In order to attain a uniform load distribution, either the specimen surfaces must be very flat (typically by surface grinding), or a relatively thick (one-half the specimen thickness) sheet of a compliant material (e.g., rubber) is placed between each ring and the specimen.  As another aid to achieve uniform loading, the loading head is articulated, being supported on a spherical seat.  Because of these uniform load introduction considerations, this test method has not become very widely used yet, although it is gaining in popularity.

This fixture, assembled and disassembled, is shown in the following two photographs.

Another, much older ASTM test method, ASTM F 394 (Reference 2), first introduced in 1974, is still used frequently, in spite of being discontinued by ASTM in 2001.  A 1.25" diameter thin disk of the ceramic material to  be tested is supported on three 0.125" diameter balls equally spaced around a 1" diameter circle. A compressive loading is applied at the center of the disk specimen by a 0.0625" diameter, flat-ended hardened steel rod. A thin (0.002" thick) polymer film (e.g., polyethylene) is placed under the 0.0625" diameter flat-ended loading rod, to more uniformly distribute the applied loading. The minimum thickness of the specimen must be such that its center deflection at failure does not exceed one-half the specimen thickness.

One important advantage of this biaxial test configuration is that specimen warpage is not an influencing factor, as opposed to the ring-on-ring test (ASTM C 1499).  Specimen warpage is also a problem when flexural testing a straight beam (Reference 3), requiring an articulating test fixture.

Both biaxial test methods have an advantage relative to a flexural test of a straight beam in that the maximum (biaxial) tensile stress occurs at the center of the specimen on the lower (convex when deflected) side.  Thus, the surface finish of the edge of the specimen is not critical.  This is not the case when flexural testing a straight beam.

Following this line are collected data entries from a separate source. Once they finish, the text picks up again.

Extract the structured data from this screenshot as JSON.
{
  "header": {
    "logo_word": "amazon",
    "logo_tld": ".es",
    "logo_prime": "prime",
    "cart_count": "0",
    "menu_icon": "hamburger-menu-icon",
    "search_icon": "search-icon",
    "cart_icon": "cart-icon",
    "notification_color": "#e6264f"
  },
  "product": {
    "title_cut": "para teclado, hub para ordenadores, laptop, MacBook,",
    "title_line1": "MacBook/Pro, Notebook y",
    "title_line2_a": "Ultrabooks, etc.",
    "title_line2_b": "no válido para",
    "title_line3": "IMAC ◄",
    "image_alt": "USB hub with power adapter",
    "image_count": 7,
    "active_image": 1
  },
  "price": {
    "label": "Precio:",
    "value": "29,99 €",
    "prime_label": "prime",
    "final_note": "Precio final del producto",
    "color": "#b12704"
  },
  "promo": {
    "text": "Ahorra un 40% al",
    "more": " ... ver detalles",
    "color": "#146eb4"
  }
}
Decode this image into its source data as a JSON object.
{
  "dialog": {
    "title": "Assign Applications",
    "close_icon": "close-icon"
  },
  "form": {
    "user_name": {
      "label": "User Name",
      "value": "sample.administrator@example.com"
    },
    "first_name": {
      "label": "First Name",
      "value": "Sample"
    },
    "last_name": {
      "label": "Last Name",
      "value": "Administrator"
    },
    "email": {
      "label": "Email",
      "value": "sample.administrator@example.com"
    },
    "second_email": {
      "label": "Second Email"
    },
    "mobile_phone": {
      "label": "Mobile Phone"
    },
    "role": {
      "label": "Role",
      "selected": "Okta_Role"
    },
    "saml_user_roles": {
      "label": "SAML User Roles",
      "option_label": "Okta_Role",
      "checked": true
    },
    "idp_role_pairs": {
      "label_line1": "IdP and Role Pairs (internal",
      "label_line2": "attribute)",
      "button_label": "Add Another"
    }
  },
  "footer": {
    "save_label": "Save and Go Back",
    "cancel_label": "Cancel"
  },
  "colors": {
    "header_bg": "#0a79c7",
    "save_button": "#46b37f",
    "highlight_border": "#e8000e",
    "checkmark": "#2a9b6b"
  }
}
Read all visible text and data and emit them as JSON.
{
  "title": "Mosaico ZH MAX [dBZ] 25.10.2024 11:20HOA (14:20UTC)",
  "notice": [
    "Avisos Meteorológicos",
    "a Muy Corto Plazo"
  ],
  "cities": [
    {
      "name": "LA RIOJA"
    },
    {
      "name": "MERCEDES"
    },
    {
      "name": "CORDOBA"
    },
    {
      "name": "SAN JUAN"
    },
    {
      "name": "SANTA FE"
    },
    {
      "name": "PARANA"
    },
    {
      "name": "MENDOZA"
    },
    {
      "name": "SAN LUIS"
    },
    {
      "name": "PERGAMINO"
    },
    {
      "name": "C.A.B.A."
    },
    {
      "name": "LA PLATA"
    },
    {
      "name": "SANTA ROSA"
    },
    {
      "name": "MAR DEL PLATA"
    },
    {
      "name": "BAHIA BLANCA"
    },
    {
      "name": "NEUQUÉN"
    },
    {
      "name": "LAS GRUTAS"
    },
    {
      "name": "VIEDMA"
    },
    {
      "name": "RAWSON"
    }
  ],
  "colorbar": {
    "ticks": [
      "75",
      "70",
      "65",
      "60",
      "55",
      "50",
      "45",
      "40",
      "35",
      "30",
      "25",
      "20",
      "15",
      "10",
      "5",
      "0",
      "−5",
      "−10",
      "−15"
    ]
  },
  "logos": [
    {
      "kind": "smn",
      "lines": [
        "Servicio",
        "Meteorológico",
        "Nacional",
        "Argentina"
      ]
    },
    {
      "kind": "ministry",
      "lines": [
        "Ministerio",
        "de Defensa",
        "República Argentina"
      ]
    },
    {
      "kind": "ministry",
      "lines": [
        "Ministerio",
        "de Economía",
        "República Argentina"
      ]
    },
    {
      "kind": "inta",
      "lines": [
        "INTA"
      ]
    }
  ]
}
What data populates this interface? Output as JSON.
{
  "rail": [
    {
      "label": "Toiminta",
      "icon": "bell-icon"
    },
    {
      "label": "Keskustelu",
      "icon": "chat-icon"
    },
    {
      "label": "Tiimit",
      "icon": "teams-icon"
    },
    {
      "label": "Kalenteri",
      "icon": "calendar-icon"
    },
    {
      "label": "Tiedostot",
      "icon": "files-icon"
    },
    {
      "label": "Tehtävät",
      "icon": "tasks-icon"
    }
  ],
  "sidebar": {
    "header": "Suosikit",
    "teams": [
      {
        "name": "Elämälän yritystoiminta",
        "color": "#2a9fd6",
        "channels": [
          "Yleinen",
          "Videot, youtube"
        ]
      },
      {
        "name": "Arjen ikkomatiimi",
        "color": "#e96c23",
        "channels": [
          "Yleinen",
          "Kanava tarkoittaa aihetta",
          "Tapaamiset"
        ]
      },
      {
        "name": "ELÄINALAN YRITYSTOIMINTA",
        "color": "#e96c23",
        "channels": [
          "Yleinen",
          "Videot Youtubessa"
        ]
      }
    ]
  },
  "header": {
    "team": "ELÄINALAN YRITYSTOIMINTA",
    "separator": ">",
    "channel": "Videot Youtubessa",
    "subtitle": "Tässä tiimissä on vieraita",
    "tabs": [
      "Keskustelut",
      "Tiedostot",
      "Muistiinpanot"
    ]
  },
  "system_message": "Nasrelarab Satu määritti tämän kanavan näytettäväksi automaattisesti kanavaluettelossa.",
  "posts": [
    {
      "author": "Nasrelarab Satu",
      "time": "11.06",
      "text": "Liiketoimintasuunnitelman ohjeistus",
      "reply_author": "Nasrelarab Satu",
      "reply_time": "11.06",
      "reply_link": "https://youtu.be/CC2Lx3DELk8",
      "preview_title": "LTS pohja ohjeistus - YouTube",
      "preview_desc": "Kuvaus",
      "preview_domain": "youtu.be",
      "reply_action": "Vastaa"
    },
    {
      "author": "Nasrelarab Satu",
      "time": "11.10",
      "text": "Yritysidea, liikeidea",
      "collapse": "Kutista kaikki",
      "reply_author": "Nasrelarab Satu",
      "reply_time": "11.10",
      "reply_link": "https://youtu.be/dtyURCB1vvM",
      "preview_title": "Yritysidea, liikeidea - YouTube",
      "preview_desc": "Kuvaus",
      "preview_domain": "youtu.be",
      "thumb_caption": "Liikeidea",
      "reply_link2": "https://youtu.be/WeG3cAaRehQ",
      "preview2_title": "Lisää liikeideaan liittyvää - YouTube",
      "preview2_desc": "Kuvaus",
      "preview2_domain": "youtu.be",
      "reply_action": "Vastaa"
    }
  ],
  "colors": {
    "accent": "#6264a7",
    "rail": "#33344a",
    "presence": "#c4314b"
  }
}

Shown below is an ASTM F394 test fixture.

Assembled ASTM F 394 Test Fixture, No Specimen Installed

Sources of Additional Information:

1)  ASTM Standard C 1499-03 (2003), “Monotonic Equibiaxial Flexural  Strength of Advanced Ceramics at Ambient Temperature,” American Society   for Testing and Materials, West Conshohocken, PA (first issued in 2001).

2)  ASTM Standard F 394-78 (Reapproved in 1996 and then Discontinued in 2001), "Biaxial Flexure Strength (Modulus of Rupture) of Ceramic Substrates," American Society for Testing and Materials, West Conshohocken, PA (first issued in 1974).

3)  ASTM Standard C 1161-02c (2002), "Flexural Strength of Advanced Ceramics at Ambient Temperature," American Society for Testing and Materials, West Conshohocken, Pennsylvania (first issued in 1990).